PLoS ONE (Jan 2013)

Substantial agreement of referee recommendations at a general medical journal--a peer review evaluation at Deutsches Ärzteblatt International.

  • Christopher Baethge,
  • Jeremy Franklin,
  • Stephan Mertens

DOI
https://doi.org/10.1371/journal.pone.0061401
Journal volume & issue
Vol. 8, no. 5
p. e61401

Abstract

Read online

BACKGROUND: Peer review is the mainstay of editorial decision making for medical journals. There is a dearth of evaluations of journal peer review with regard to reliability and validity, particularly in the light of the wide variety of medical journals. Studies carried out so far indicate low agreement among reviewers. We present an analysis of the peer review process at a general medical journal, Deutsches Ärzteblatt International. METHODOLOGY/PRINCIPAL FINDINGS: 554 reviewer recommendations on 206 manuscripts submitted between 7/2008 and 12/2009 were analyzed: 7% recommended acceptance, 74% revision and 19% rejection. Concerning acceptance (with or without revision) versus rejection, there was a substantial agreement among reviewers (74.3% of pairs of recommendations) that was not reflected by Fleiss' or Cohen's kappa (<0.2). The agreement rate amounted to 84% for acceptance, but was only 31% for rejection. An alternative kappa-statistic, however, Gwet's kappa (AC1), indicated substantial agreement (0.63).
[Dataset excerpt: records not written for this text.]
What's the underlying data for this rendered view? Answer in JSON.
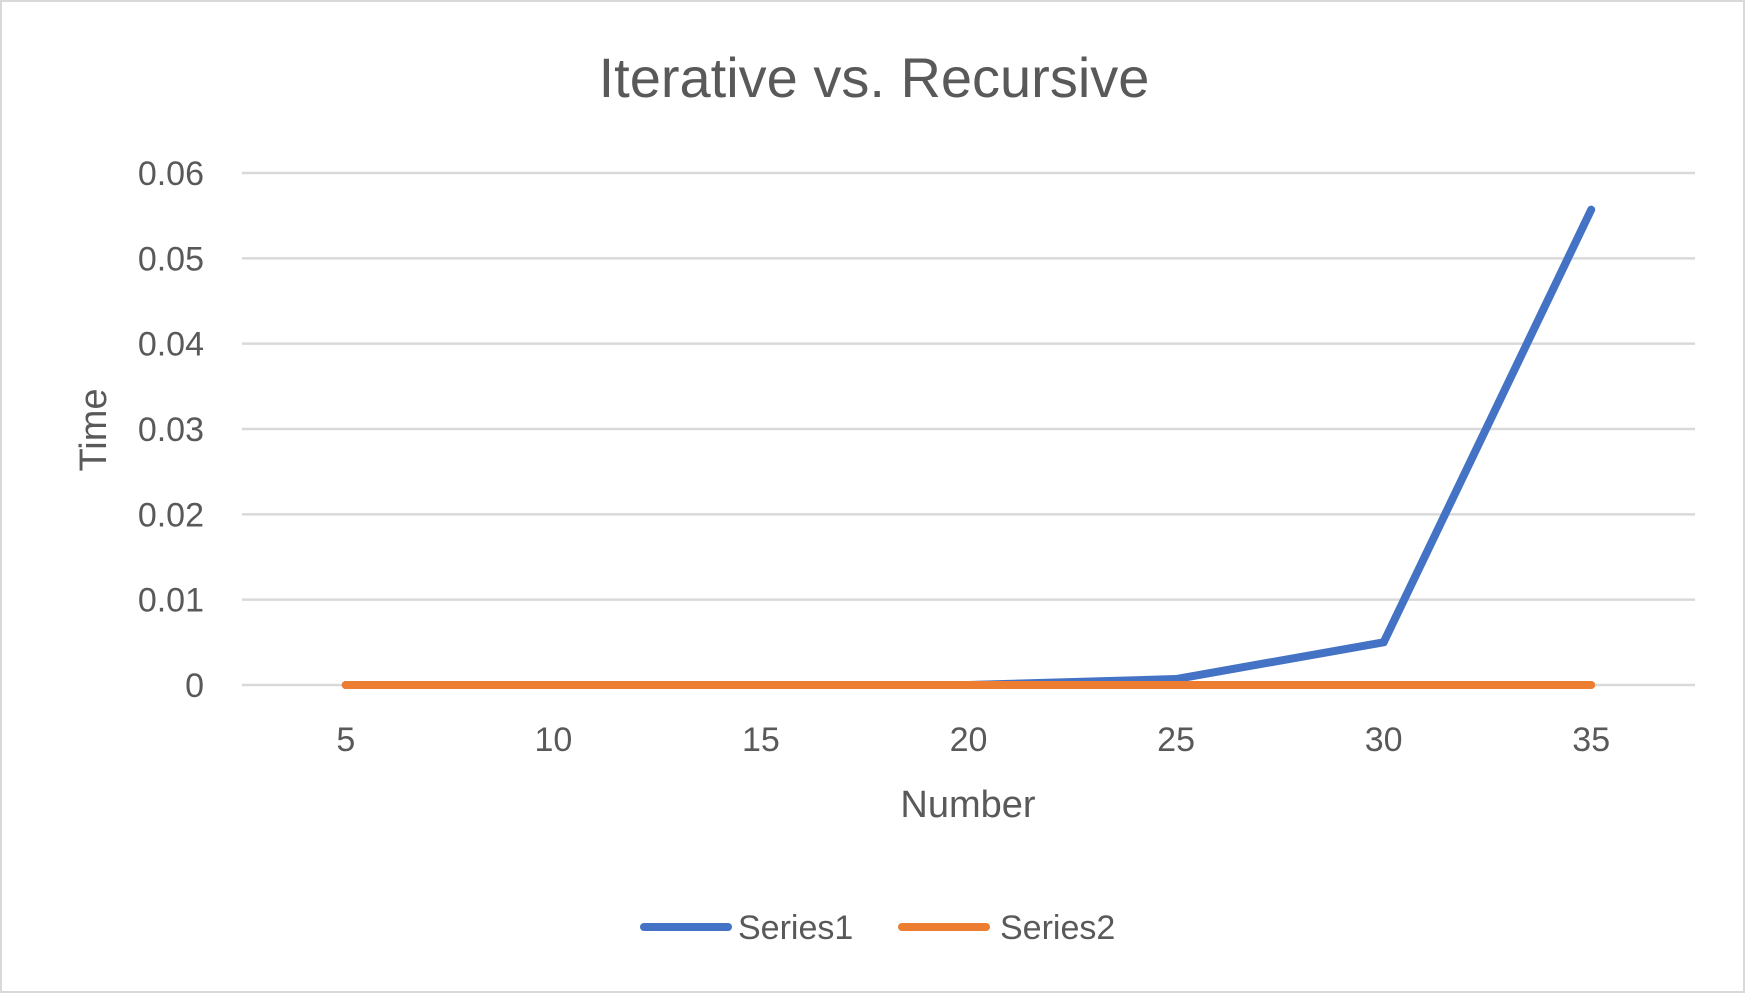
{
  "chart_data": {
    "type": "line",
    "title": "Iterative vs. Recursive",
    "xlabel": "Number",
    "ylabel": "Time",
    "categories": [
      "5",
      "10",
      "15",
      "20",
      "25",
      "30",
      "35"
    ],
    "y_ticks": [
      "0",
      "0.01",
      "0.02",
      "0.03",
      "0.04",
      "0.05",
      "0.06"
    ],
    "ylim": [
      0,
      0.06
    ],
    "grid": true,
    "legend_position": "bottom",
    "series": [
      {
        "name": "Series1",
        "color": "#4472c4",
        "values": [
          0,
          0,
          0,
          0,
          0.0007,
          0.005,
          0.0557
        ]
      },
      {
        "name": "Series2",
        "color": "#ed7d31",
        "values": [
          0,
          0,
          0,
          0,
          0,
          0,
          0
        ]
      }
    ]
  }
}
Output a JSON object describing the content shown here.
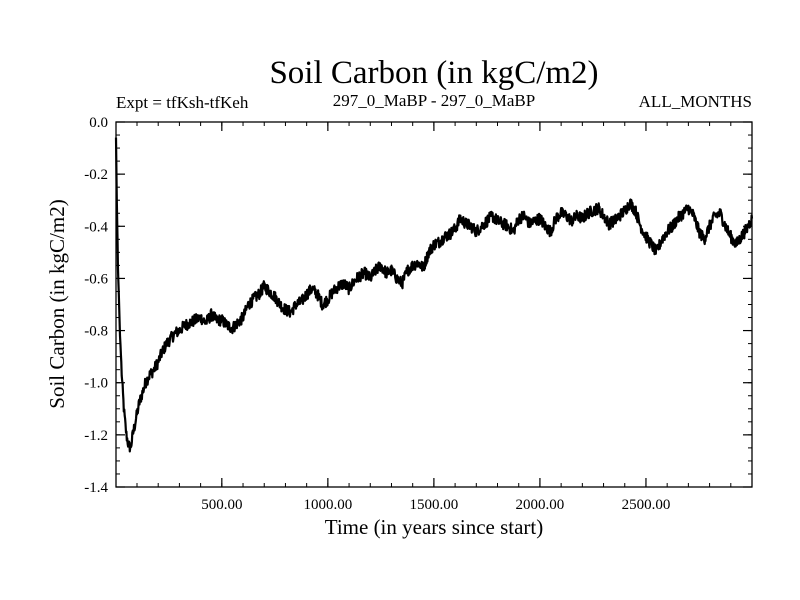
{
  "chart_data": {
    "type": "line",
    "title": "Soil Carbon (in kgC/m2)",
    "left_string": "Expt = tfKsh-tfKeh",
    "center_string": "297_0_MaBP - 297_0_MaBP",
    "right_string": "ALL_MONTHS",
    "xlabel": "Time (in years since start)",
    "ylabel": "Soil Carbon (in kgC/m2)",
    "xlim": [
      1,
      3000
    ],
    "ylim": [
      -1.4,
      0.0
    ],
    "x_ticks": [
      500,
      1000,
      1500,
      2000,
      2500
    ],
    "x_tick_labels": [
      "500.00",
      "1000.00",
      "1500.00",
      "2000.00",
      "2500.00"
    ],
    "y_ticks": [
      0.0,
      -0.2,
      -0.4,
      -0.6,
      -0.8,
      -1.0,
      -1.2,
      -1.4
    ],
    "y_tick_labels": [
      "0.0",
      "-0.2",
      "-0.4",
      "-0.6",
      "-0.8",
      "-1.0",
      "-1.2",
      "-1.4"
    ],
    "line_color": "#000000",
    "series": [
      {
        "name": "Soil Carbon",
        "x": [
          1,
          5,
          10,
          20,
          30,
          40,
          50,
          60,
          70,
          80,
          90,
          100,
          110,
          125,
          140,
          160,
          180,
          200,
          220,
          240,
          260,
          280,
          300,
          325,
          350,
          375,
          400,
          425,
          450,
          475,
          500,
          525,
          550,
          575,
          600,
          625,
          650,
          675,
          700,
          725,
          750,
          775,
          800,
          825,
          850,
          875,
          900,
          925,
          950,
          975,
          1000,
          1025,
          1050,
          1075,
          1100,
          1125,
          1150,
          1175,
          1200,
          1225,
          1250,
          1275,
          1300,
          1325,
          1350,
          1375,
          1400,
          1425,
          1450,
          1475,
          1500,
          1525,
          1550,
          1575,
          1600,
          1625,
          1650,
          1675,
          1700,
          1725,
          1750,
          1775,
          1800,
          1825,
          1850,
          1875,
          1900,
          1925,
          1950,
          1975,
          2000,
          2025,
          2050,
          2075,
          2100,
          2125,
          2150,
          2175,
          2200,
          2225,
          2250,
          2275,
          2300,
          2325,
          2350,
          2375,
          2400,
          2425,
          2450,
          2475,
          2500,
          2525,
          2550,
          2575,
          2600,
          2625,
          2650,
          2675,
          2700,
          2725,
          2750,
          2775,
          2800,
          2825,
          2850,
          2875,
          2900,
          2925,
          2950,
          2975,
          3000
        ],
        "y": [
          -0.06,
          -0.3,
          -0.55,
          -0.82,
          -1.0,
          -1.12,
          -1.2,
          -1.24,
          -1.25,
          -1.2,
          -1.16,
          -1.12,
          -1.08,
          -1.04,
          -1.0,
          -0.97,
          -0.95,
          -0.92,
          -0.88,
          -0.85,
          -0.83,
          -0.81,
          -0.8,
          -0.78,
          -0.77,
          -0.76,
          -0.75,
          -0.77,
          -0.74,
          -0.76,
          -0.76,
          -0.78,
          -0.79,
          -0.77,
          -0.75,
          -0.7,
          -0.68,
          -0.66,
          -0.63,
          -0.65,
          -0.67,
          -0.7,
          -0.72,
          -0.73,
          -0.7,
          -0.69,
          -0.66,
          -0.64,
          -0.66,
          -0.7,
          -0.68,
          -0.65,
          -0.63,
          -0.62,
          -0.64,
          -0.61,
          -0.59,
          -0.58,
          -0.6,
          -0.57,
          -0.55,
          -0.58,
          -0.57,
          -0.6,
          -0.62,
          -0.57,
          -0.55,
          -0.54,
          -0.56,
          -0.5,
          -0.47,
          -0.46,
          -0.44,
          -0.43,
          -0.41,
          -0.37,
          -0.39,
          -0.4,
          -0.42,
          -0.4,
          -0.38,
          -0.36,
          -0.38,
          -0.39,
          -0.4,
          -0.42,
          -0.37,
          -0.36,
          -0.39,
          -0.38,
          -0.37,
          -0.4,
          -0.42,
          -0.37,
          -0.35,
          -0.36,
          -0.38,
          -0.36,
          -0.37,
          -0.35,
          -0.34,
          -0.33,
          -0.36,
          -0.39,
          -0.38,
          -0.36,
          -0.34,
          -0.31,
          -0.34,
          -0.4,
          -0.44,
          -0.47,
          -0.5,
          -0.45,
          -0.42,
          -0.4,
          -0.37,
          -0.35,
          -0.33,
          -0.36,
          -0.42,
          -0.45,
          -0.4,
          -0.36,
          -0.35,
          -0.4,
          -0.44,
          -0.47,
          -0.44,
          -0.41,
          -0.37
        ]
      }
    ]
  }
}
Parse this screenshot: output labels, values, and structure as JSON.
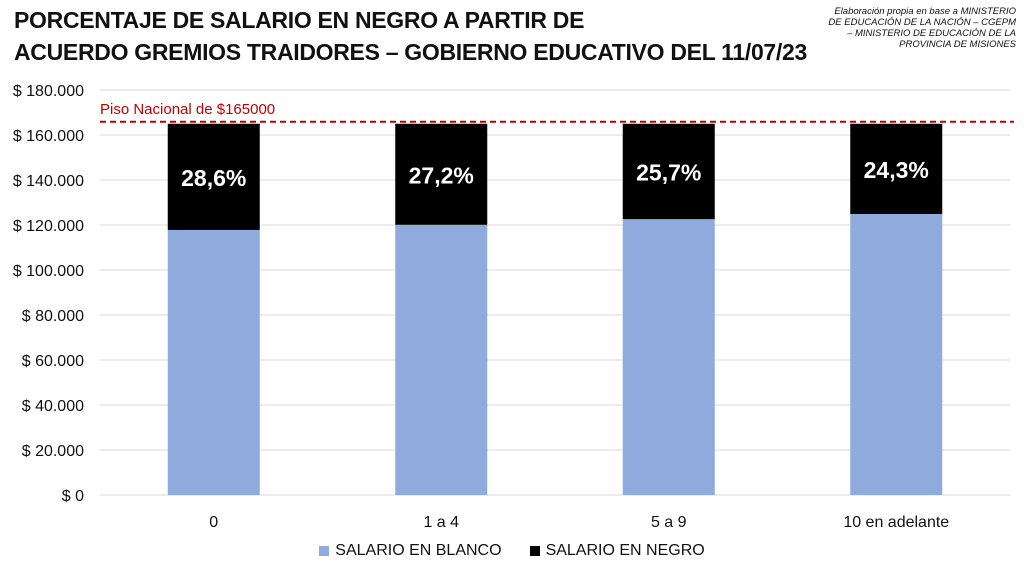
{
  "header": {
    "title_line1": "PORCENTAJE DE SALARIO EN NEGRO A PARTIR DE",
    "title_line2": "ACUERDO GREMIOS TRAIDORES – GOBIERNO EDUCATIVO DEL 11/07/23",
    "source_line1": "Elaboración propia en base a MINISTERIO",
    "source_line2": "DE EDUCACIÓN DE LA NACIÓN – CGEPM",
    "source_line3": "– MINISTERIO DE EDUCACIÓN DE LA",
    "source_line4": "PROVINCIA DE MISIONES"
  },
  "chart_data": {
    "type": "bar",
    "stacked": true,
    "categories": [
      "0",
      "1 a 4",
      "5 a 9",
      "10 en adelante"
    ],
    "series": [
      {
        "name": "SALARIO EN BLANCO",
        "values": [
          117800,
          120100,
          122600,
          124900
        ],
        "color": "#8faadc"
      },
      {
        "name": "SALARIO EN NEGRO",
        "values": [
          47200,
          44900,
          42400,
          40100
        ],
        "color": "#000000"
      }
    ],
    "data_labels": [
      "28,6%",
      "27,2%",
      "25,7%",
      "24,3%"
    ],
    "reference_line": {
      "label": "Piso Nacional de $165000",
      "value": 165000,
      "color": "#c00000"
    },
    "ylim": [
      0,
      180000
    ],
    "yticks": [
      0,
      20000,
      40000,
      60000,
      80000,
      100000,
      120000,
      140000,
      160000,
      180000
    ],
    "ytick_labels": [
      "$ 0",
      "$ 20.000",
      "$ 40.000",
      "$ 60.000",
      "$ 80.000",
      "$ 100.000",
      "$ 120.000",
      "$ 140.000",
      "$ 160.000",
      "$ 180.000"
    ],
    "title": "PORCENTAJE DE SALARIO EN NEGRO A PARTIR DE ACUERDO GREMIOS TRAIDORES – GOBIERNO EDUCATIVO DEL 11/07/23",
    "xlabel": "",
    "ylabel": "",
    "grid": true,
    "legend": "bottom"
  }
}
Concordance between reviewer recommendation and editorial decision was almost perfect when reviewer recommendations were unanimous. The correlation of reviewer recommendations and citations as counted by Web of Science was low (partial correlation adjusted for year of publication: -0.03, n.s.). CONCLUSIONS/SIGNIFICANCE: Although our figures are similar to those reported in the literature our conclusion differs from the widely held view that reviewer agreement is low: Based on overall agreement we consider the concordance among reviewers sufficient for the purposes of editorial decision making. We believe that various measures, such as positive and negative agreement or alternative Kappa values are superior to the application of Cohen's or Fleiss' Kappa in the analysis of nominal or ordinal level data regarding reviewer agreement. Also, reviewer recommendations seem to be a poor proxy for citations because, for example, manuscripts will be changed considerably during the revision process.